Utah has not even been able to maintain and fund state parks, and has even had to close some. The idea that states will be able to manage and preserve public lands is a pipe dream. The move to get control is mostly the state's wanting to exploit the resources on those lands, benefit a few who have the connections to get contracts or permits for that exploitation, and gradually diminish the pristine nature of these scenic and natural lands. I am amazed that it seems the general American public care more about these lands as national treasures than state governments and the locals who live there and only value them for their exploitable treasures.

Paul N
WEST JORDAN, UT

I am sick to death of people suggesting that those who want Utah to control their own land are out to destroy Utah's "pristine" wilderness. Sure Utah does have some pristine wilderness but much, if not most, of Utah is ugly plain barren desert. Development of this wasteland for oil or mineral deposits would be an improvement on the landscape. Why should Wyoming, Alaska and countless other states get to control their lands and mineral royalties and Utah not? Why should we be denied the right to tax royalties for the education and employment of our people? Why should we be second class Americans? We do not have to touch the Pristine only the barren wastelands.

Jamescmeyer
Midwest City, USA, OK

@spudlydoright

Exactly; miners and ranchers actually use land, produce product, and make profit. Rather than wasting federal tax dollars maintaining land that the federal government largely doesn't use and paying them to steal ranchers' cattle, these western states can make greater use of their resources, generate more revenue, and increase GDP.

HoofHugs
Greensboro, NC

While managing America’s federally protected wild horses and burros is unlikely to be at the top o these governors’ priority list, they will be better informed if they realize that it is the history of the federal agencies’ mismangement of wild horses and burros, both those protected by the 1971 PL 92-195 (30 USC 16, 1331-1340) that is one of the most instructive red flags they have to work with. It is no secret that many in the West were not happy when Congress gave the right to manage America’s wild horses and burros to the federal government and there were a number of attempts fix this mistake. However, the alliance that eventually succeeded after 40 years of failed attempts is the one among members of FWS, The Nature Conservancy, and TNC’s shared experts that are also members of the Internation Union for the Conservation of Nature and NATURAL RESOURCES. According to 1993 OTA Report F-565, after FWS failed to implement President Carter’s Exotic Species Act (EO 11987), the IUCN’s legal team decided to write it into what became the 1992 UN Convention on Biological Diversity, Article 8 (h).

massmanute
Riverton, UT

What a lot of people don't realize is that you can't "take back" what you never owned. Neither the State of Utah nor the Utah Territory ever owned the vast majority of the public lands in the state. The Federal Government acquired clear and undisputed title to the land in the Treaty of Guadalupe Hidalgo in February 1848. This land came into the possession of the United States government with a clear and undisputed title. No state contested title, and no private rights had been established previously.

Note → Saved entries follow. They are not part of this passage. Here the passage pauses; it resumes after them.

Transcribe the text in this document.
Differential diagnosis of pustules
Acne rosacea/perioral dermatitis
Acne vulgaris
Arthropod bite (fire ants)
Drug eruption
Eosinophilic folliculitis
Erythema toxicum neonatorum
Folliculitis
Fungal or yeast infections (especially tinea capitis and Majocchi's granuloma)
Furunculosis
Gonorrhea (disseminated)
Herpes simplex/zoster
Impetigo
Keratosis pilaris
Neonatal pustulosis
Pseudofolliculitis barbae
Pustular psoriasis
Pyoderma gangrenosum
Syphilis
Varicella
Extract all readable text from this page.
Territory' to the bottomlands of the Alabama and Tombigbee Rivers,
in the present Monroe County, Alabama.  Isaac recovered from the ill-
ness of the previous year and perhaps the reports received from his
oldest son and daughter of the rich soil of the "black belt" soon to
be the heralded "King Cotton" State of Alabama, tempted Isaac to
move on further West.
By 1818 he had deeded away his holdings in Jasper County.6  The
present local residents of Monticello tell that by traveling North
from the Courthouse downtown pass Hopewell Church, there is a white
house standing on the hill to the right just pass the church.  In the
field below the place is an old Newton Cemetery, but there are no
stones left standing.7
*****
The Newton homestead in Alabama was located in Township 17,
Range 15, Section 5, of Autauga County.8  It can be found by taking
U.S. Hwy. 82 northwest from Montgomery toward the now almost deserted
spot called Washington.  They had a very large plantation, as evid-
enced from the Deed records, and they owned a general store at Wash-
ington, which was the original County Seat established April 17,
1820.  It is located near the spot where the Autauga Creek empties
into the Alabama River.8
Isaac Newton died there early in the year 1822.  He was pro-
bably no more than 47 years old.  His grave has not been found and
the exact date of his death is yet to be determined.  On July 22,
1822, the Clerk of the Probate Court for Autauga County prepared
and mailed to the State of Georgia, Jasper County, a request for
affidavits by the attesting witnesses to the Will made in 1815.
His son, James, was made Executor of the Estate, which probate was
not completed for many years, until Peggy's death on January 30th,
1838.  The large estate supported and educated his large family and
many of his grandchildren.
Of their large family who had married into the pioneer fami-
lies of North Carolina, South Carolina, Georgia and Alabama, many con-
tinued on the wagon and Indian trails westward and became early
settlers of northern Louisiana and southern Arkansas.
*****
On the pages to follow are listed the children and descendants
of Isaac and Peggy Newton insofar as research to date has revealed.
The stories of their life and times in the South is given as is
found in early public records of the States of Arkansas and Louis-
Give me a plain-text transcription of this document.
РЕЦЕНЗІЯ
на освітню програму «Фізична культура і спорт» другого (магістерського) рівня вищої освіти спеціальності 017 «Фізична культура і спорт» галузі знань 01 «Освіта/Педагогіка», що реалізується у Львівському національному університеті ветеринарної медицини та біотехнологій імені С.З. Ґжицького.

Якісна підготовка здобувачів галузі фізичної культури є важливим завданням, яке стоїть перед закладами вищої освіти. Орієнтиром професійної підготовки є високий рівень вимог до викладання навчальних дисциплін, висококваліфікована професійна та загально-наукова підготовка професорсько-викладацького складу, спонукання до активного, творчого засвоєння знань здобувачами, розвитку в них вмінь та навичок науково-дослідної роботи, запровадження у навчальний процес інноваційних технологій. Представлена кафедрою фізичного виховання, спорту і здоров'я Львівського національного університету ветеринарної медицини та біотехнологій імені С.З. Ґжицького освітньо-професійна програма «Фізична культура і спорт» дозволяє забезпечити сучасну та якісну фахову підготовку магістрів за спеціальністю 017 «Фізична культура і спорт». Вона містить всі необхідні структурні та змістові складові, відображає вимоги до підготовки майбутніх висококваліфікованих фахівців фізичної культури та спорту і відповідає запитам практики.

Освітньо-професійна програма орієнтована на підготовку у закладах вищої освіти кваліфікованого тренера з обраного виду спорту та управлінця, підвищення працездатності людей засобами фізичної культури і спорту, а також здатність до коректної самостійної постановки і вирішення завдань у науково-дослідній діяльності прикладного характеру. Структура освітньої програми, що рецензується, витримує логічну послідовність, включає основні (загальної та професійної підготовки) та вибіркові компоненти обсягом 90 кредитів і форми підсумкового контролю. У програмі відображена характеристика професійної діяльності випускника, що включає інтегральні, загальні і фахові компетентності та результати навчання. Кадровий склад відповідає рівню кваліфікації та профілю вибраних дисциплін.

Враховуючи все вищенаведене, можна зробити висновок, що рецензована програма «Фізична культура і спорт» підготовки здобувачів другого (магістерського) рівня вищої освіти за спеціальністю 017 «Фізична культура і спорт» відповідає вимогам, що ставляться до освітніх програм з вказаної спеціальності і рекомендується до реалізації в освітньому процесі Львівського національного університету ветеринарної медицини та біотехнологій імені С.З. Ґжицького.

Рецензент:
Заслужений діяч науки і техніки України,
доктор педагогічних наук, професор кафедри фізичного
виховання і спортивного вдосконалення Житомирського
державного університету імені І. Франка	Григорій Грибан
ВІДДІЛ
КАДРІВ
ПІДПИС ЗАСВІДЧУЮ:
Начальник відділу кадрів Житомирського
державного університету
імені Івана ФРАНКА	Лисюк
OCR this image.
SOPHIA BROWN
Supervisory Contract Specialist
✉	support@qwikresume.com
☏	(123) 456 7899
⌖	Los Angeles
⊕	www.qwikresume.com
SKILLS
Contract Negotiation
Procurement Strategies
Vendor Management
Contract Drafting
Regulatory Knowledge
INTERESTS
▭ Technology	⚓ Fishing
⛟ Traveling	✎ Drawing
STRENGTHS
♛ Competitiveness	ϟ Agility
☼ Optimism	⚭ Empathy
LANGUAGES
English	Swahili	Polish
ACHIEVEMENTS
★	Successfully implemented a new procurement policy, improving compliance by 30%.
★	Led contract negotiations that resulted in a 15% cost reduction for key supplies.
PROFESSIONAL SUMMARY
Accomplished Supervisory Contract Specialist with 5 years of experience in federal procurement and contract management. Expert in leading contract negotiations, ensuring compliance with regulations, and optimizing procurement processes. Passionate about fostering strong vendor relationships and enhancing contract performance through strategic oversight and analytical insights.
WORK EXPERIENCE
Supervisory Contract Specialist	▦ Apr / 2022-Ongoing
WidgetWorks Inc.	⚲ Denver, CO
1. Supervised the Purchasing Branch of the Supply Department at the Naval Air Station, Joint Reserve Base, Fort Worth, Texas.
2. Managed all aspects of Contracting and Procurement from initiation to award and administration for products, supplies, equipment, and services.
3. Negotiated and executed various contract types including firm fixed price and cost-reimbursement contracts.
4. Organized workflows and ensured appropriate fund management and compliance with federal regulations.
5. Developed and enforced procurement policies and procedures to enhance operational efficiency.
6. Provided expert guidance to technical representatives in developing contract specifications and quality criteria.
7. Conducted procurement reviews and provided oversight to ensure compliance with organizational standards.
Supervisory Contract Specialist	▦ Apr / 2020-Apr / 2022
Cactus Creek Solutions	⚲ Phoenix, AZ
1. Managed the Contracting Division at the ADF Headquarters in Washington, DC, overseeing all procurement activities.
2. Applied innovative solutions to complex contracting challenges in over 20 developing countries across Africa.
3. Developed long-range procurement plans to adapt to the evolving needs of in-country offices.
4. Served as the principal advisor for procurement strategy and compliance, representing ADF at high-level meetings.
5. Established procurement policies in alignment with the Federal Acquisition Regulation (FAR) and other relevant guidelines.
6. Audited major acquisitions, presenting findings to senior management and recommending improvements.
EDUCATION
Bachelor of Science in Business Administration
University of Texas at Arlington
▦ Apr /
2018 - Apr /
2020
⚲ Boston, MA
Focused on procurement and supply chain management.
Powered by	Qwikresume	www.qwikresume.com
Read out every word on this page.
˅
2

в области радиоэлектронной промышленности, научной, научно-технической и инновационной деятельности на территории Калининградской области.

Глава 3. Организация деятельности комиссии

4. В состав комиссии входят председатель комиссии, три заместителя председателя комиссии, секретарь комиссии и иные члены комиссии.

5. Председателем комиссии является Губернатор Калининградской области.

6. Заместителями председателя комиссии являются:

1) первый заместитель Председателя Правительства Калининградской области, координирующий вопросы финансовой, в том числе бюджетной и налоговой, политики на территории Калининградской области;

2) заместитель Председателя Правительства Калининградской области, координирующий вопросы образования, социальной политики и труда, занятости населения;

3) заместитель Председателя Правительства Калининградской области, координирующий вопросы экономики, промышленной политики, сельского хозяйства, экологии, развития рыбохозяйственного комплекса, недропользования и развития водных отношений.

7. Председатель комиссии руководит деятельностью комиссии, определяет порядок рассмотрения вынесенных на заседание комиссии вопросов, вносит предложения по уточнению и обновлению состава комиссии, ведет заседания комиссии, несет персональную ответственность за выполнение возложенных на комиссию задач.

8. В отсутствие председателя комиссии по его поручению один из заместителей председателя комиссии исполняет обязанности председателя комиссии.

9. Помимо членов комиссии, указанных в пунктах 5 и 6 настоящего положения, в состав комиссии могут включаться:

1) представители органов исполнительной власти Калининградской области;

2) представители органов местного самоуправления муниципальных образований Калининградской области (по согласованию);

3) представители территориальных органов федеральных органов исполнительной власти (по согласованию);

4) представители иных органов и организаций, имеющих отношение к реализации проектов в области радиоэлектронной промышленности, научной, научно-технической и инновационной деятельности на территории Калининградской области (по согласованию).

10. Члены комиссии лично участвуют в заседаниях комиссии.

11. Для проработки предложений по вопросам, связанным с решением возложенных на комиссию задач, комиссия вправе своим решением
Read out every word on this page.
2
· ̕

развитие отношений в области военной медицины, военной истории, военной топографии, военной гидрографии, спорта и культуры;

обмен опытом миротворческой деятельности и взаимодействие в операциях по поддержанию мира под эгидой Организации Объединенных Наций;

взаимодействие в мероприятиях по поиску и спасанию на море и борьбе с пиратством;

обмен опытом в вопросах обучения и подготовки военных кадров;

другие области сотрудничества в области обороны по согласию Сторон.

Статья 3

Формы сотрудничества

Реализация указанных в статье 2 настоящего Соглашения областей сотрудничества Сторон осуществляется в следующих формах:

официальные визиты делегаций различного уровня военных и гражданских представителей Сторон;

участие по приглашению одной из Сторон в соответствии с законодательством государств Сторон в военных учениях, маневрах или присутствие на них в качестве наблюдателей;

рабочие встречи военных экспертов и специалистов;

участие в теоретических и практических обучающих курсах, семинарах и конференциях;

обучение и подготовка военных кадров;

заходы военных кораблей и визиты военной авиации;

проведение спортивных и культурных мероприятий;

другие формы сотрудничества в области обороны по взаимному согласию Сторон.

Considering the fact that the Utah Territory was formed more than two and a half years later, it is clear that Utah never owned the public lands. They clearly belong to the Federal Government.

Furthermore, both the Enabling Act and the State Constitution contain clear language stating that the State forever gives up any claim to the public lands. "Forever" is a long time.

Furthermore, contrary to what some have claimed, there is no "promise" in the Enabling Act that requires the Feds must relinquish title to the State, other than in certain limited cases, such as the trust lands, which were in fact given to the State.